The Bank is currently reviewing whether this is feasible, as they currently judge 0.1% to be the lowest level they can take interest rates without creating harmful side effects for the financial sector, and cuts below this level simply won't have the desired stimulating effect on the economy.

But eyeing other central banks to have cut rates below zero - for instance the ECB - the Bank are questioning whether the UK's 'Effective Lower Bound' has moved lower over recent months.

For the Pound, the likely impact on the Pound of such a move would be to create further weakness.

"Lower financial market interest rates would also be expected to lead to a depreciation of the exchange rate, boosting demand for UK exports, and raising inflation via higher import prices," said the Bank, in its Monetary Policy Report, also released today.

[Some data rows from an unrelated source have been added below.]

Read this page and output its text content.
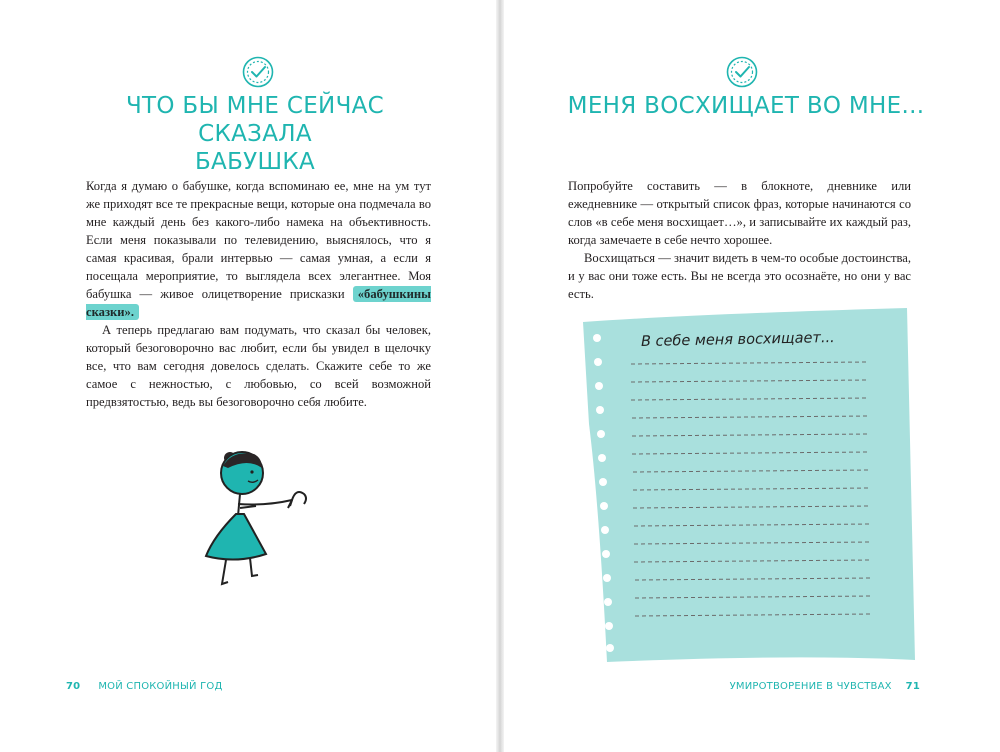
ЧТО БЫ МНЕ СЕЙЧАС СКАЗАЛА
БАБУШКА

Когда я думаю о бабушке, когда вспоминаю ее, мне на ум тут же приходят все те прекрасные вещи, которые она подмечала во мне каждый день без какого-либо намека на объективность. Если меня показывали по телевидению, выяснялось, что я самая красивая, брали интервью — самая умная, а если я посещала мероприятие, то выглядела всех элегантнее. Моя бабушка — живое олицетворение присказки «бабушкины сказки».

А теперь предлагаю вам подумать, что сказал бы человек, который безоговорочно вас любит, если бы увидел в щелочку все, что вам сегодня довелось сделать. Скажите себе то же самое с нежностью, с любовью, со всей возможной предвзятостью, ведь вы безоговорочно себя любите.

70 МОЙ СПОКОЙНЫЙ ГОД
МЕНЯ ВОСХИЩАЕТ ВО МНЕ...

Попробуйте составить — в блокноте, дневнике или ежедневнике — открытый список фраз, которые начинаются со слов «в себе меня восхищает…», и записывайте их каждый раз, когда замечаете в себе нечто хорошее.

Восхищаться — значит видеть в чем-то особые достоинства, и у вас они тоже есть. Вы не всегда это осознаёте, но они у вас есть.

В себе меня восхищает...
УМИРОТВОРЕНИЕ В ЧУВСТВАХ 71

However, the Bank note a suite of potential negative side effects of cutting interest rates to 0% and below, particularly on commercial banking activities, and the overall message is that the review process is ongoing.


Bailey says Negative Interest Rates Possible, but no Plans to Use them

Further insights into the Bank's views came in a press conference delivered following the decision, but only made available at 10:00AM.

Governor Bailey touched on negative interest rates, saying they remain a potential policy tool in the future, but are unlikely to be used imminently.

He adds the effectiveness of negative interest rates depends on which part of the economic cycle the economy finds itself in, and ECB research suggests they are most effective when the economy is in an upswing.

The takeaway from both Bailey's comments, and the lengthy explainer in the policy report, is that there is much debate on the matter which suggests the bar to actually delivering negative rates is particularly high.

This assessment should be on balance supportive of Sterling as it eases expectations for a rate cut in the near future, indeed market pricing should ultimately start showing that the next move on rates will be a hike.